Bei eBay finden Sie ausgereifte Modelle von Volkswagen oder Renault. Formal handelt es sich um ein monovalentes LPG-Fahrzeug, wenn die Füllmenge des Benzintanks auf maximal 14 Liter begrenzt ist. Diese Fahrzeuge zeichnen sich durch sehr gute Emissionswerte aus, wenngleich es Unterschiede bei Fahrzeugen mit Verdampferanlagen gibt. Hier wird eine Betriebstemperatur im Bereich von 25 bis 35 Grad Celsius ermöglicht. Deshalb bleiben monovalente LPG-Fahrzeuge als Pkw in der Minderheit. Besonders Nutzfahrzeuge und Busse greifen jedoch auf diese Technik zurück.

 

Fazit und abschließende Bewertung der beiden Antriebsarten

Mittlerweile werden beide Antriebsarten serienmäßig angeboten, der Kunde hat dann die „Qual der Wahl“. Wird ein Fahrzeug als klassischer Ersatz zum herkömmlichen Modell gesucht, das für regelmäßige Autobahnfahrten oder Reisen genutzt wird, kommt ein bivalentes Fahrzeug in Frage.

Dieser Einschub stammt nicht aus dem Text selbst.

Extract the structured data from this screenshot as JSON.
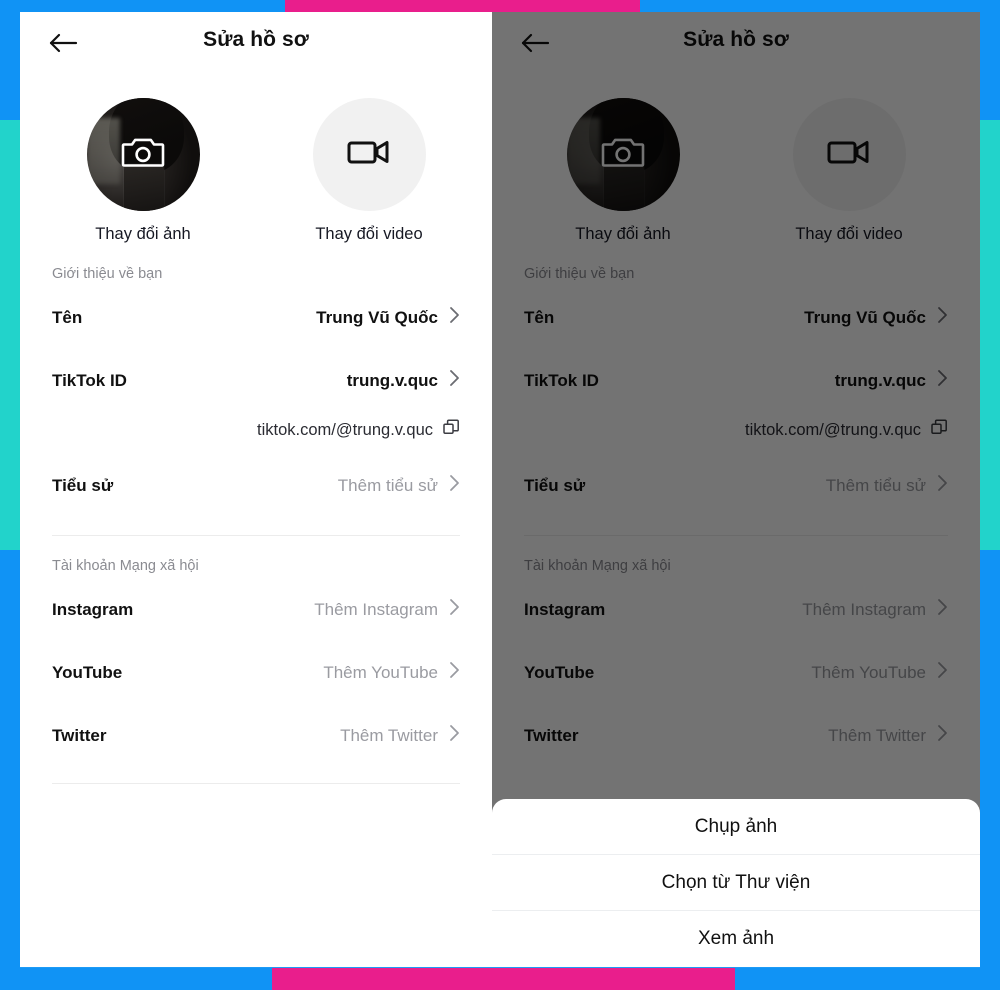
{
  "frame": {
    "blue": "#1093f5",
    "pink": "#e91e8c",
    "teal": "#22d3cb"
  },
  "header": {
    "title": "Sửa hồ sơ",
    "back_icon": "arrow-left-icon"
  },
  "media": [
    {
      "label": "Thay đổi ảnh",
      "icon": "camera-icon"
    },
    {
      "label": "Thay đổi video",
      "icon": "video-camera-icon"
    }
  ],
  "about": {
    "section_title": "Giới thiệu về bạn",
    "rows": [
      {
        "label": "Tên",
        "value": "Trung Vũ Quốc",
        "placeholder": false
      },
      {
        "label": "TikTok ID",
        "value": "trung.v.quc",
        "placeholder": false
      },
      {
        "label": "Tiểu sử",
        "value": "Thêm tiểu sử",
        "placeholder": true
      }
    ],
    "profile_url": "tiktok.com/@trung.v.quc",
    "copy_icon": "copy-icon"
  },
  "social": {
    "section_title": "Tài khoản Mạng xã hội",
    "rows": [
      {
        "label": "Instagram",
        "value": "Thêm Instagram",
        "placeholder": true
      },
      {
        "label": "YouTube",
        "value": "Thêm YouTube",
        "placeholder": true
      },
      {
        "label": "Twitter",
        "value": "Thêm Twitter",
        "placeholder": true
      }
    ]
  },
  "action_sheet": {
    "items": [
      {
        "label": "Chụp ảnh"
      },
      {
        "label": "Chọn từ Thư viện"
      },
      {
        "label": "Xem ảnh"
      }
    ]
  }
}
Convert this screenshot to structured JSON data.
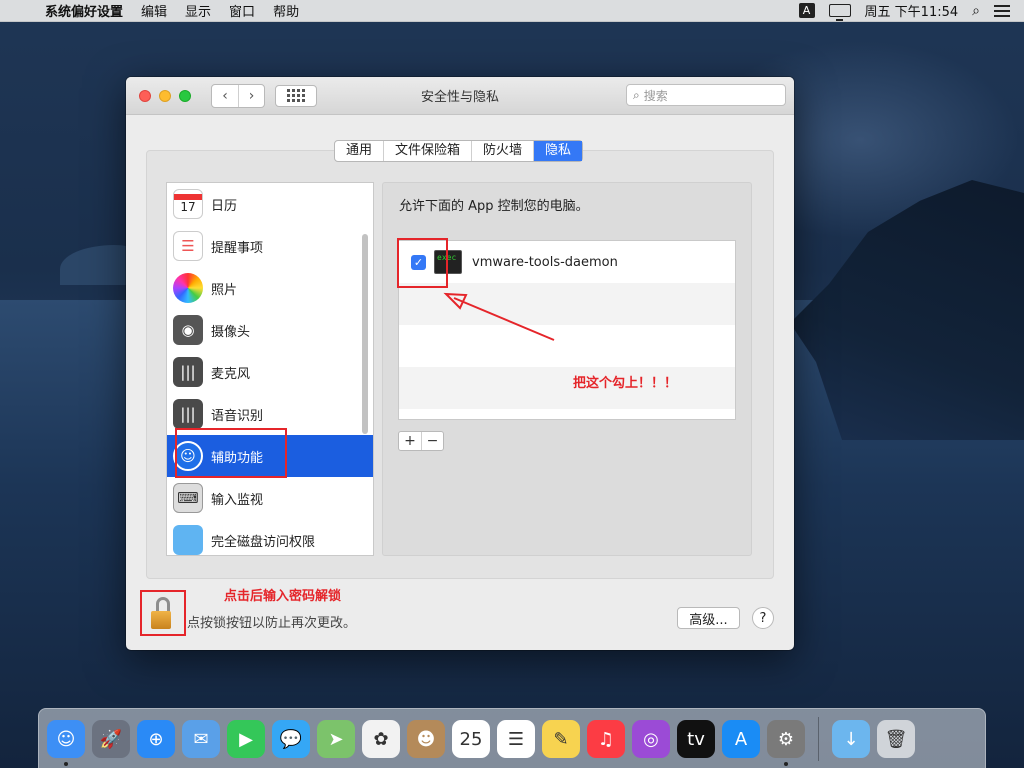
{
  "menubar": {
    "apple_icon": "apple-logo",
    "app_name": "系统偏好设置",
    "menus": [
      "编辑",
      "显示",
      "窗口",
      "帮助"
    ],
    "input_source": "A",
    "clock": "周五 下午11:54"
  },
  "window": {
    "title": "安全性与隐私",
    "search_placeholder": "搜索",
    "tabs": [
      {
        "label": "通用",
        "active": false
      },
      {
        "label": "文件保险箱",
        "active": false
      },
      {
        "label": "防火墙",
        "active": false
      },
      {
        "label": "隐私",
        "active": true
      }
    ],
    "sidebar": [
      {
        "label": "日历",
        "icon": "calendar-icon",
        "glyph": "17"
      },
      {
        "label": "提醒事项",
        "icon": "reminders-icon",
        "glyph": "☰"
      },
      {
        "label": "照片",
        "icon": "photos-icon",
        "glyph": ""
      },
      {
        "label": "摄像头",
        "icon": "camera-icon",
        "glyph": "◉"
      },
      {
        "label": "麦克风",
        "icon": "microphone-icon",
        "glyph": "|||"
      },
      {
        "label": "语音识别",
        "icon": "speech-recognition-icon",
        "glyph": "|||"
      },
      {
        "label": "辅助功能",
        "icon": "accessibility-icon",
        "glyph": "☺",
        "selected": true
      },
      {
        "label": "输入监视",
        "icon": "keyboard-icon",
        "glyph": "⌨"
      },
      {
        "label": "完全磁盘访问权限",
        "icon": "folder-icon",
        "glyph": ""
      }
    ],
    "allow_label": "允许下面的 App 控制您的电脑。",
    "apps": [
      {
        "name": "vmware-tools-daemon",
        "checked": true
      }
    ],
    "plus": "+",
    "minus": "−",
    "lock_text": "点按锁按钮以防止再次更改。",
    "advanced_button": "高级...",
    "help_button": "?"
  },
  "annotations": {
    "check_hint": "把这个勾上！！！",
    "unlock_hint": "点击后输入密码解锁",
    "color": "#e5252a"
  },
  "dock": [
    {
      "name": "finder-icon",
      "color": "#3d8ff5",
      "glyph": "☺",
      "running": true
    },
    {
      "name": "launchpad-icon",
      "color": "#6b7280",
      "glyph": "🚀",
      "running": false
    },
    {
      "name": "safari-icon",
      "color": "#2a8af6",
      "glyph": "⊕",
      "running": false
    },
    {
      "name": "mail-icon",
      "color": "#5aa0e8",
      "glyph": "✉",
      "running": false
    },
    {
      "name": "facetime-icon",
      "color": "#34c759",
      "glyph": "▶",
      "running": false
    },
    {
      "name": "messages-icon",
      "color": "#35a7f5",
      "glyph": "💬",
      "running": false
    },
    {
      "name": "maps-icon",
      "color": "#7cc36b",
      "glyph": "➤",
      "running": false
    },
    {
      "name": "photos-icon",
      "color": "#f2f2f2",
      "glyph": "✿",
      "running": false
    },
    {
      "name": "contacts-icon",
      "color": "#b48a5a",
      "glyph": "☻",
      "running": false
    },
    {
      "name": "calendar-icon",
      "color": "#ffffff",
      "glyph": "25",
      "running": false
    },
    {
      "name": "reminders-icon",
      "color": "#ffffff",
      "glyph": "☰",
      "running": false
    },
    {
      "name": "notes-icon",
      "color": "#f7d350",
      "glyph": "✎",
      "running": false
    },
    {
      "name": "music-icon",
      "color": "#fc3c44",
      "glyph": "♫",
      "running": false
    },
    {
      "name": "podcasts-icon",
      "color": "#9b4bd6",
      "glyph": "◎",
      "running": false
    },
    {
      "name": "apple-tv-icon",
      "color": "#111111",
      "glyph": "tv",
      "running": false
    },
    {
      "name": "app-store-icon",
      "color": "#1a8cf5",
      "glyph": "A",
      "running": false
    },
    {
      "name": "system-preferences-icon",
      "color": "#7a7a7a",
      "glyph": "⚙",
      "running": true
    },
    {
      "name": "downloads-folder-icon",
      "color": "#6cb6ee",
      "glyph": "↓",
      "running": false
    },
    {
      "name": "trash-icon",
      "color": "#d0d4d9",
      "glyph": "🗑",
      "running": false
    }
  ]
}
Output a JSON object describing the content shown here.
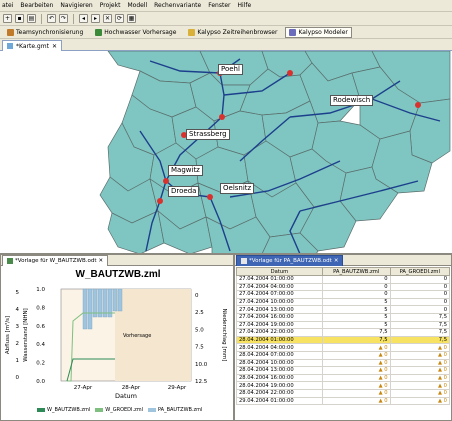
{
  "menu": [
    "atei",
    "Bearbeiten",
    "Navigieren",
    "Projekt",
    "Modell",
    "Rechenvariante",
    "Fenster",
    "Hilfe"
  ],
  "perspectives": [
    {
      "label": "Teamsynchronisierung",
      "color": "#c07a2a"
    },
    {
      "label": "Hochwasser Vorhersage",
      "color": "#3a8a3a"
    },
    {
      "label": "Kalypso Zeitreihenbrowser",
      "color": "#d9b03a"
    },
    {
      "label": "Kalypso Modeler",
      "color": "#6b6bbb"
    }
  ],
  "editor_tab": {
    "label": "*Karte.gmt"
  },
  "map": {
    "towns": [
      "Poehl",
      "Rodewisch",
      "Strassberg",
      "Magwitz",
      "Oelsnitz",
      "Droeda"
    ]
  },
  "left_panel": {
    "tab_label": "*Vorlage für W_BAUTZWB.odt",
    "chart_title": "W_BAUTZWB.zml"
  },
  "chart_data": {
    "type": "line",
    "title": "W_BAUTZWB.zml",
    "xlabel": "Datum",
    "ylabel_left_outer": "Abfluss [m³/s]",
    "ylabel_left_inner": "Wasserstand [NHN]",
    "ylabel_right": "Niederschlag [mm]",
    "x_ticks": [
      "27-Apr",
      "28-Apr",
      "29-Apr"
    ],
    "y_outer_ticks": [
      "0",
      "1",
      "2",
      "3",
      "4",
      "5"
    ],
    "y_inner_ticks": [
      "0.0",
      "0.2",
      "0.4",
      "0.6",
      "0.8",
      "1.0"
    ],
    "y_right_ticks": [
      "0",
      "2.5",
      "5.0",
      "7.5",
      "10.0",
      "12.5"
    ],
    "annotation": "Vorhersage",
    "series": [
      {
        "name": "W_BAUTZWB.zml",
        "color": "#2e8b57"
      },
      {
        "name": "W_GROEDI.zml",
        "color": "#7fbf7f"
      },
      {
        "name": "PA_BAUTZWB.zml",
        "color": "#9ec4de"
      }
    ]
  },
  "right_panel": {
    "tab_label": "*Vorlage für PA_BAUTZWB.odt",
    "columns": [
      "Datum",
      "PA_BAUTZWB.zml",
      "PA_GROEDI.zml"
    ],
    "rows": [
      [
        "27.04.2004 01:00:00",
        "0",
        "0"
      ],
      [
        "27.04.2004 04:00:00",
        "0",
        "0"
      ],
      [
        "27.04.2004 07:00:00",
        "0",
        "0"
      ],
      [
        "27.04.2004 10:00:00",
        "5",
        "0"
      ],
      [
        "27.04.2004 13:00:00",
        "5",
        "0"
      ],
      [
        "27.04.2004 16:00:00",
        "5",
        "7,5"
      ],
      [
        "27.04.2004 19:00:00",
        "5",
        "7,5"
      ],
      [
        "27.04.2004 22:00:00",
        "7,5",
        "7,5"
      ],
      [
        "28.04.2004 01:00:00",
        "7,5",
        "7,5"
      ],
      [
        "28.04.2004 04:00:00",
        "0",
        "0"
      ],
      [
        "28.04.2004 07:00:00",
        "0",
        "0"
      ],
      [
        "28.04.2004 10:00:00",
        "0",
        "0"
      ],
      [
        "28.04.2004 13:00:00",
        "0",
        "0"
      ],
      [
        "28.04.2004 16:00:00",
        "0",
        "0"
      ],
      [
        "28.04.2004 19:00:00",
        "0",
        "0"
      ],
      [
        "28.04.2004 22:00:00",
        "0",
        "0"
      ],
      [
        "29.04.2004 01:00:00",
        "0",
        "0"
      ]
    ],
    "warn_rows_from": 9,
    "highlight_row": 8
  },
  "colors": {
    "catchment": "#7fc6c2",
    "river": "#1c3f8c",
    "gauge": "#d9322e",
    "highlight": "#f7e262"
  }
}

Dies ergibt sich in erster Linie durch die erhöhte Reichweite, aber auch aufgrund der schlichten Notwendigkeit, die durch einen schleppenden Ausbau im Ausland entsteht.

Monovalente Fahrzeuge mit LPG-Autogas zeichnen sich durch eine höhere Verdichtung aus, daraus resultiert ein ebenso besserer Wirkungsgrad. Gegenüber bivalenten Fahrzeugen sinkt auf diese Weise der Verbrauch. All jenen Autofahrern, die das Fahrzeug vornehmlich als Stadtmobil nutzen und auch auf steuerliche Anreize abzielen, kann diese Antriebsart empfohlen werden.